Audio Analysis

Deep dive into the STFT-based audio analysis pipeline that powers all visualizations. Understanding how audio features map to visual parameters.

Short-Time Fourier Transform (STFT)

The STFT breaks audio into overlapping windows and computes the frequency spectrum for each. This creates a time-frequency representation that drives all visualizations.

Spectrogram Visualization
Low Freq (Bass) High Freq (Treble)
Window Size 2048 samples

Frequency resolution vs time resolution tradeoff

Hop Length 512 samples

Overlap between consecutive windows (75%)

Window Function Hann

Reduces spectral leakage at window boundaries

Extracted Audio Features

📊
RMS Energy

Root Mean Square - measures loudness/intensity of the signal

Maps to: Size, Scale, Brightness
Range: 0.0 - 1.0
🎨
Spectral Centroid

"Center of mass" of the spectrum - indicates brightness/timbre

Maps to: Color Hue, Warmth
Range: 0 - 8000 Hz
🔊
Bass Energy

Energy in low frequencies (20-250 Hz)

Maps to: Pulse, Shake, Size
Range: 20-250 Hz
🎸
Mid Energy

Energy in mid frequencies (250-2000 Hz) - vocals, instruments

Maps to: Rotation, Movement
Range: 250-2000 Hz
High Energy

Energy in high frequencies (2000-8000 Hz) - cymbals, brilliance

Maps to: Sparkle, Detail
Range: 2000-8000 Hz
🥁
Beat Detection

Onset detection using energy derivative + thresholding

Maps to: Zoom, Flash, Shake
Min interval: 0.15s

Analysis Pipeline

🎵
WAV Input
44.1kHz stereo
🔄
Normalize
Mono, -1 to 1
📊
STFT
2048 window
🔬
Extract
Features/frame
🥁
Beat Detect
Onsets
🎬
Visualize
30 FPS frames

GPU Shader Uniforms

Audio features are passed to GPU shaders as uniform variables every frame.

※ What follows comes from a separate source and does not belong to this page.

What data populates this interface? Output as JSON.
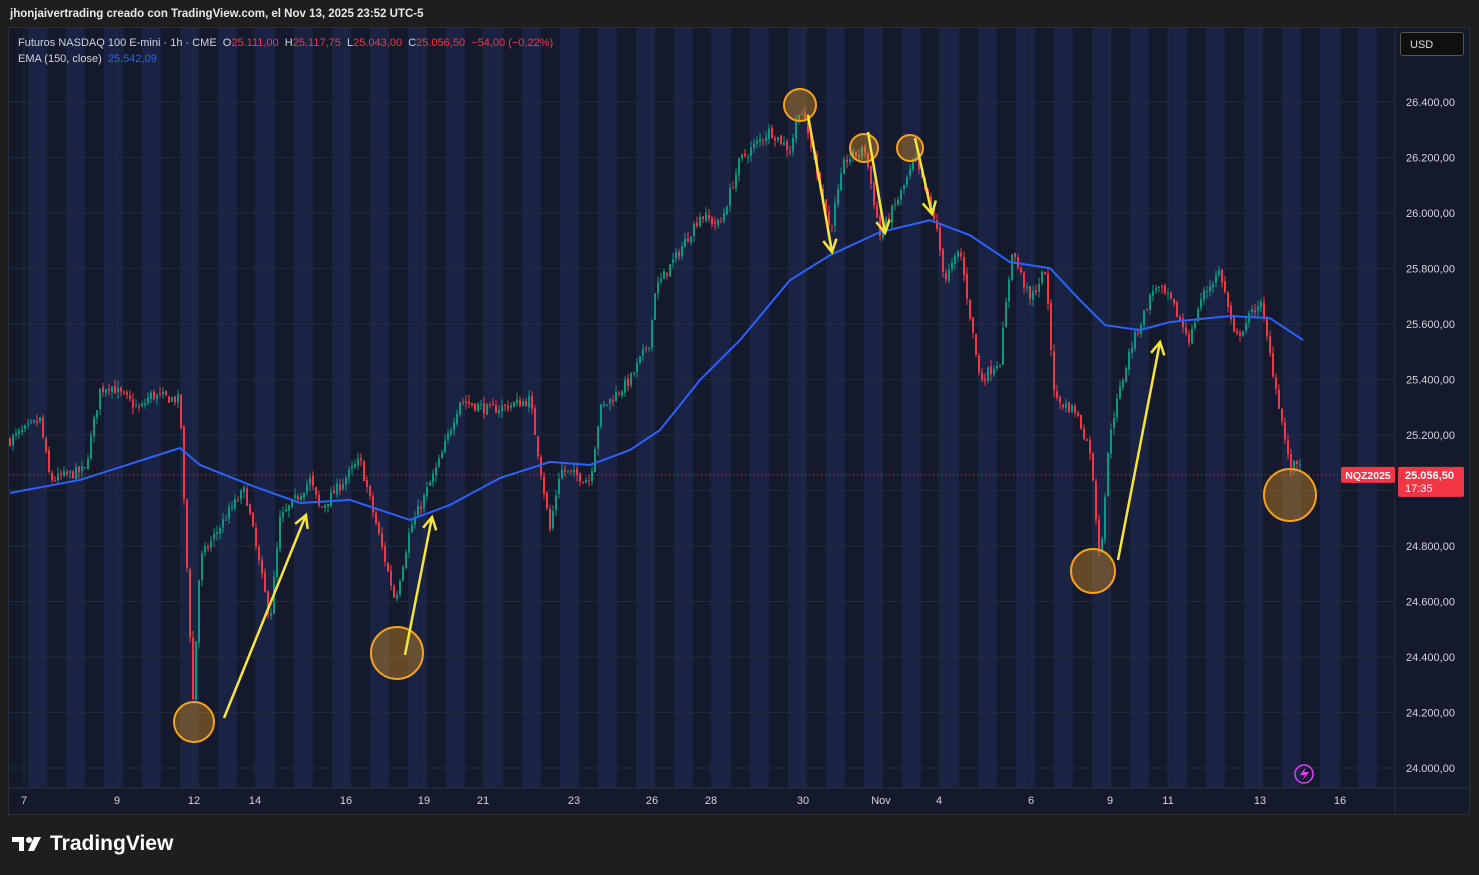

// Available in all GPU styles
uniform float u_time; // Elapsed time in seconds
uniform float u_rms; // RMS energy (0-1)
uniform float u_bass; // Bass energy (0-1)
uniform float u_mid; // Mid energy (0-1)
uniform float u_high; // High energy (0-1)
uniform float u_is_beat; // Beat trigger (0 or 1)
uniform float u_centroid; // Spectral centroid (normalized)
uniform sampler2D u_spectrum; // 128-bin spectrum texture

Configuration

Audio analysis parameters can be configured via YAML or CLI.

YAML Config:
audio:
window_size: 2048
hop_length: 512
bass_range: [20, 250]
mid_range: [250, 2000]
high_range: [2000, 8000]
Beat Detection:
beat:
threshold_ratio: 0.3
min_interval_sec: 0.15
decay_rate: 0.85